Second set is a beautiful show from both players. Both face break points in 1 game (Lendl saves 5 in a 20 point game, Edberg 1 in a 10 pointer) and 1 other Edberg game goes to deuce. Holds are comfortable, but not overly so

Standout points include a surprise FH lob from Lendl, Edberg BH dtl slicing a return and following it to net to force a shoelace volley error, a FH lob by Edberg every bit as good as Lendl’s and a wonderful, running, turning FH cc pass winner from Lendl

To the tiebreak. There isn’t a contest. Edberg strikes 4 passing winners in successive Lendl serve points - FH cc (set up by a wide FH inside-out return), FH cc return, BH cc return (a replica of the same shot Lendl had hit a couple points before) and at 6-2, another FH cc return. 7-2 Eberg, 2-0 in sets

Edberg loses 4 service points in his 4 holds in the last set. Lendl first service game has 3 consecutive aces

The break comes in game 6, with Edberg return-approaching 3 times. He wins all the points - the best of them being a FH1/2V winner that’s also a pass, from just behind service line. The other 2 are such strong returns that the approach likely didn’t influence the outcome (Lendl missing shoelace volleys off powerful returns)
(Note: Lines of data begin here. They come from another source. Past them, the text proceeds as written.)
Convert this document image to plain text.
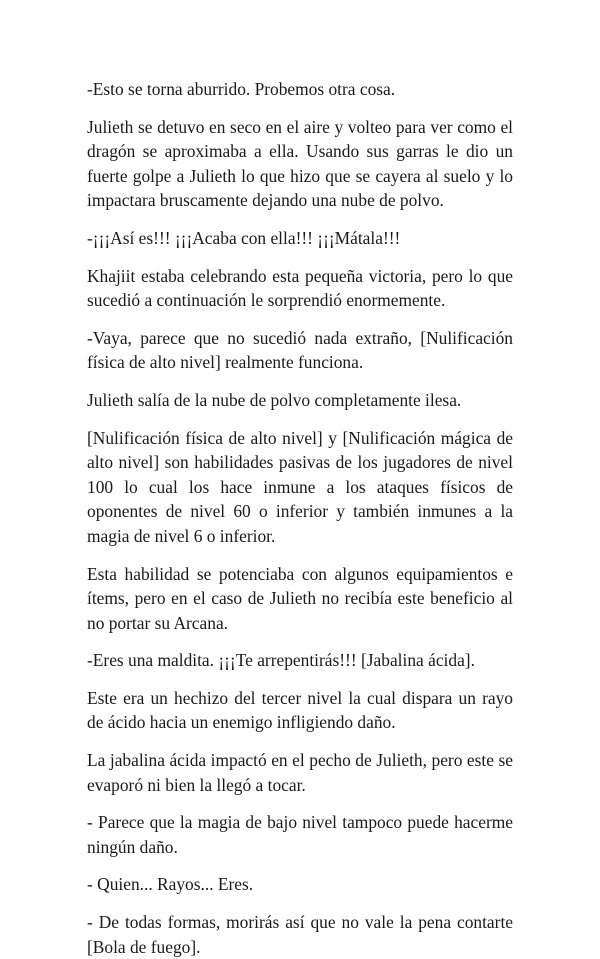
-Esto se torna aburrido. Probemos otra cosa.

Julieth se detuvo en seco en el aire y volteo para ver como el dragón se aproximaba a ella. Usando sus garras le dio un fuerte golpe a Julieth lo que hizo que se cayera al suelo y lo impactara bruscamente dejando una nube de polvo.

-¡¡¡Así es!!! ¡¡¡Acaba con ella!!! ¡¡¡Mátala!!!

Khajiit estaba celebrando esta pequeña victoria, pero lo que sucedió a continuación le sorprendió enormemente.

-Vaya, parece que no sucedió nada extraño, [Nulificación física de alto nivel] realmente funciona.

Julieth salía de la nube de polvo completamente ilesa.

[Nulificación física de alto nivel] y [Nulificación mágica de alto nivel] son habilidades pasivas de los jugadores de nivel 100 lo cual los hace inmune a los ataques físicos de oponentes de nivel 60 o inferior y también inmunes a la magia de nivel 6 o inferior.

Esta habilidad se potenciaba con algunos equipamientos e ítems, pero en el caso de Julieth no recibía este beneficio al no portar su Arcana.

-Eres una maldita. ¡¡¡Te arrepentirás!!! [Jabalina ácida].

Este era un hechizo del tercer nivel la cual dispara un rayo de ácido hacia un enemigo infligiendo daño.

La jabalina ácida impactó en el pecho de Julieth, pero este se evaporó ni bien la llegó a tocar.

- Parece que la magia de bajo nivel tampoco puede hacerme ningún daño.

- Quien... Rayos... Eres.

- De todas formas, morirás así que no vale la pena contarte [Bola de fuego].
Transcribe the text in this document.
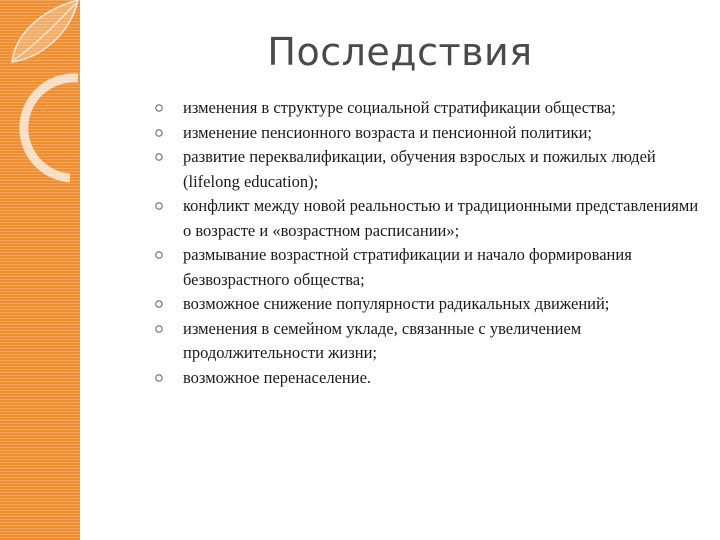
Последствия
изменения в структуре социальной стратификации общества;
изменение пенсионного возраста и пенсионной политики;
развитие переквалификации, обучения взрослых и пожилых людей (lifelong education);
конфликт между новой реальностью и традиционными представлениями о возрасте и «возрастном расписании»;
размывание возрастной стратификации и начало формирования безвозрастного общества;
возможное снижение популярности радикальных движений;
изменения в семейном укладе, связанные с увеличением продолжительности жизни;
возможное перенаселение.
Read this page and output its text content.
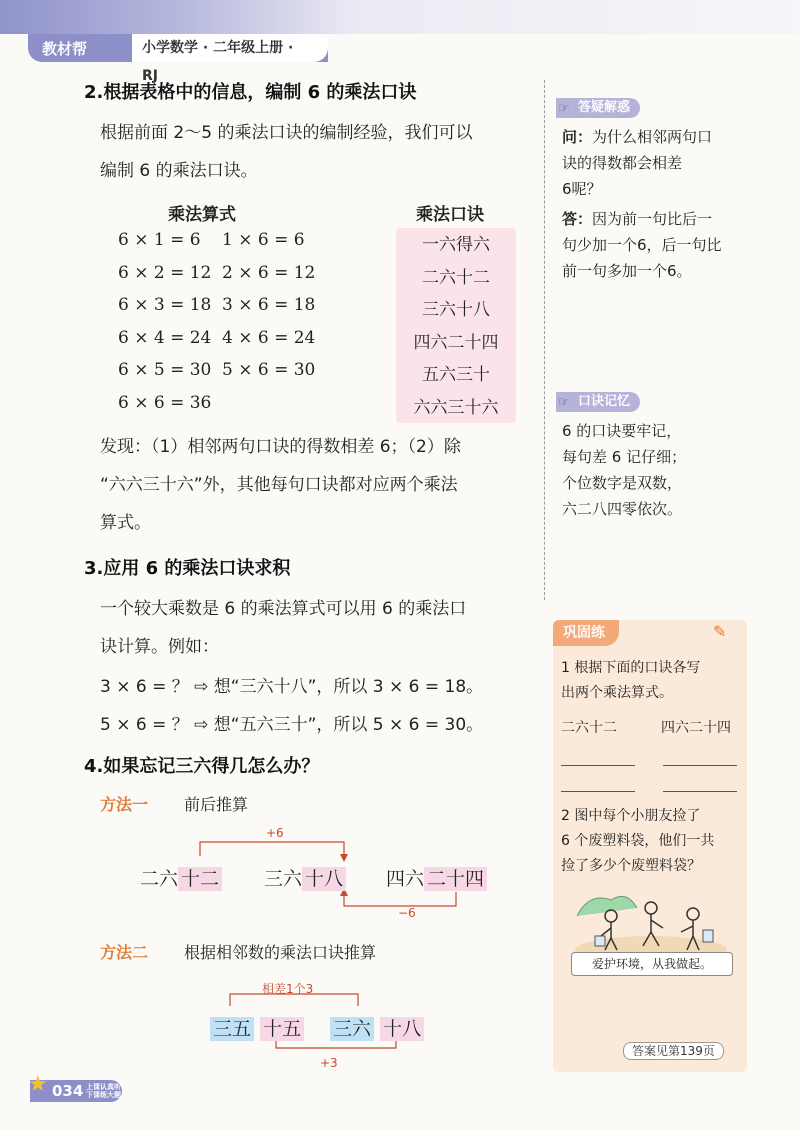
教材帮	小学数学 · 二年级上册 · RJ
2.根据表格中的信息，编制 6 的乘法口诀
根据前面 2～5 的乘法口诀的编制经验，我们可以
编制 6 的乘法口诀。
乘法算式	乘法口诀
6 × 1 = 6 1 × 6 = 6	一六得六
6 × 2 = 12 2 × 6 = 12	二六十二
6 × 3 = 18 3 × 6 = 18	三六十八
6 × 4 = 24 4 × 6 = 24	四六二十四
6 × 5 = 30 5 × 6 = 30	五六三十
6 × 6 = 36	六六三十六
发现：（1）相邻两句口诀的得数相差 6；（2）除
“六六三十六”外，其他每句口诀都对应两个乘法
算式。
3.应用 6 的乘法口诀求积
一个较大乘数是 6 的乘法算式可以用 6 的乘法口
诀计算。例如：
3 × 6 = ？ ⇨ 想“三六十八”，所以 3 × 6 = 18。
5 × 6 = ？ ⇨ 想“五六三十”，所以 5 × 6 = 30。
4.如果忘记三六得几怎么办？
方法一 前后推算
+6
−6
二六 十二 三六 十八 四六 二十四
方法二 根据相邻数的乘法口诀推算
相差1个3
+3
三五 十五 三六 十八
☞ 答疑解惑
问：为什么相邻两句口
诀的得数都会相差
6呢？
答：因为前一句比后一
句少加一个6，后一句比
前一句多加一个6。
☞ 口诀记忆
6 的口诀要牢记，
每句差 6 记仔细；
个位数字是双数，
六二八四零依次。
巩固练	✎
1 根据下面的口诀各写
出两个乘法算式。
二六十二	四六二十四
2 图中每个小朋友捡了
6 个废塑料袋，他们一共
捡了多少个废塑料袋？
爱护环境，从我做起。
答案见第139页
★ 034 上课认真听 下课练大题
He adds a couple more return-approaches game after too. Lendl deftly BH1/2V winners the return away from an at net Edberg the first time. Later in the game, a backtracking Lendl sky hooks a winner and goes on to hold

Edberg serves out to love, with 3 unreturned serves

Summing up, top class showing from Edberg. The finest volleying from the finest of volleyers is a sight to behold but important is the crisp, clean returning he dishes out all match

A very good one from Lendl too, particularly on the volley, on which he’s as decisive as anyone could ask for and only stumped by the unplayable return-pass

He tries different styles of returning but neither soft blocking/guiding or striking works against his opponent’s net game and he struggles to return cramping body and body-ish serves

Stats for the final between Edberg and Boris Becker - https://tt.tennis-warehouse.com/ind...edberg-vs-becker-wimbledon-final-1990.675878/

Stats for Edberg’s third round match with Amos Mansdorf - https://tt.tennis-warehouse.com/ind...s-mansdorf-wimbledon-third-round-1990.725627/
Wonderfully thorough, waspsting- it'll take some time to take this all in. Thank you.